The documented outcomes and findings from this re-scoping phase will then form the foundations for project re-alignment and change.
3. Re-scoping completed: adjustments to operational processes and requirements
After you’ve documented your evidence and had a constructive conversation with your vendor; you should have identified why you’ve perceived a gap between what you were promised, and what’s been delivered.
If after scoping, you find that your ‘as is’ and ‘to be’ processes and objectives need to change to reach your intended business outcomes, you must make sure they are clearly documented. This will help to minimise any misunderstandings during the implementation of these changes.
No surprises means a constructive relationship, lower costs and a faster realisation of the benefits.
4. Performance management: ensuring on-going clarity
Your requirements must be more than just an input or output based specification. Quantification gives clear direction to the vendor on the what, why, who, how and when of the implementation. This will help your vendor to understand quickly whether your expectations are achievable within your budget and timescale. With this information, the vendor can then ask you the right holistic questions, so you are clear about what you’ll receive, what you won’t, and what compromises you’ll need to live with. By quantifying these outcomes, you’ll have a clear benchmark by which to measure your vendor’s performance. This will help to highlight any future issues with delivery and it will aid all parties in understanding what’s happening and why. This kind of transparency will aid your collaborative efforts and will hopefully stop anyone from saying “oh, well… we weren’t aware of that”.
5. Work out the governance changes
You and your vendor should identify the individuals on both teams who have high moral values and can help drive the trust necessary to get your IT implementation back on track quickly. You may find that personality clashes and particular behaviours among existing board members could be responsible for some of the pain you’re currently feeling. It can be helpful then to restructure the governance board and steering groups to drive the right behaviours, so you achieve the joint outcomes you want.
6. Aligning the contractual documentation
If you’ve been experiencing implementation issues, then it’s likely that the contractual arrangements and schedules you have documented do not reflect the business outcomes you’re aiming to get to. Ensure these are updated and realigned, so there aren’t any material impediments in the contract that might drive the wrong behaviours from either party. The contract terms should follow how the implementation is actually being delivered on the ground, to achieve your business outcomes.
As part of this process, you should diagram the key operating aspects of the contract terms, so that:
(a) the diagrams reflect how the existing systems operate and are being delivered
(b) the contract terms directly reference the diagrams for operating and escalation procedures, and
(c) the contract is very easy for non-lawyers (i.e. both your operational people and the vendor’s) to understand.
In this way, the key aspects of the contract are fully transparent, so neither party inadvertently breaches the contract by trying to do the right thing, and then gets penalised for it.
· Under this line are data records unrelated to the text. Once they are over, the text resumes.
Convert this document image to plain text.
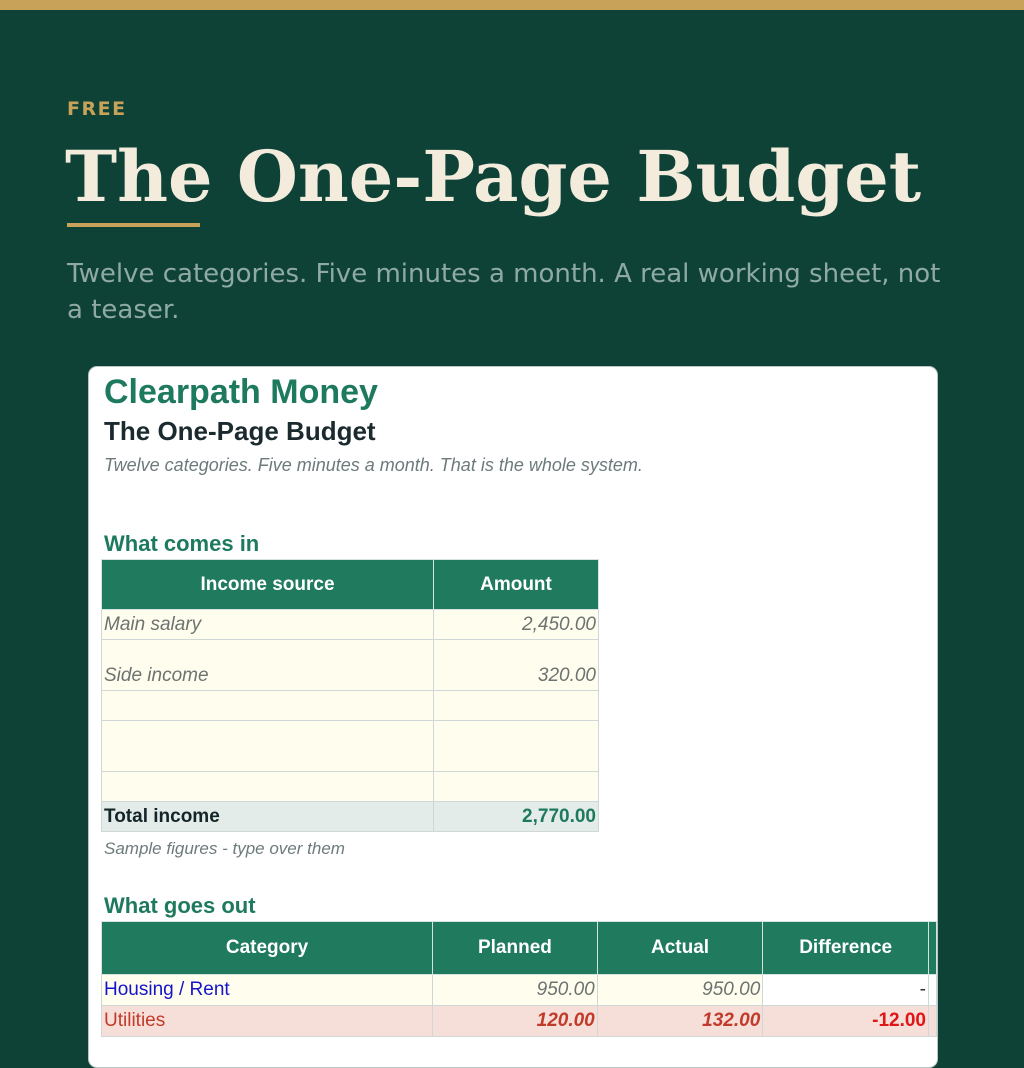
FREE
The One-Page Budget
Twelve categories. Five minutes a month. A real working sheet, not a teaser.
Clearpath Money
The One-Page Budget
Twelve categories. Five minutes a month. That is the whole system.
What comes in
Income source	Amount
Main salary	2,450.00
Side income	320.00

Total income	2,770.00
Sample figures - type over them
What goes out
Category	Planned	Actual	Difference	
Housing / Rent	950.00	950.00	-	
Utilities	120.00	132.00	-12.00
If it looks like your vendor is failing to deliver a fit-for-purpose system, there are bound to be issues with your relationship. You’ll feel dissatisfied, while your vendor may feel it’s providing more than it intended within the original agreement. So if you’re to have any chance of getting back on track, you and your vendor must be clear about your expectations. This means making sure your vendor and your internal team are clear on your expected business outcomes from the implementation; re-scoping the requirements, to ensure they’ll provide a fit for purpose system, and ensuring that your vendor has a clear plan for achieving fitness for purpose.
If you’re able to get all of these things in order, you can begin to work more collaboratively in order to build the trust necessary to form a lasting, positive relationship.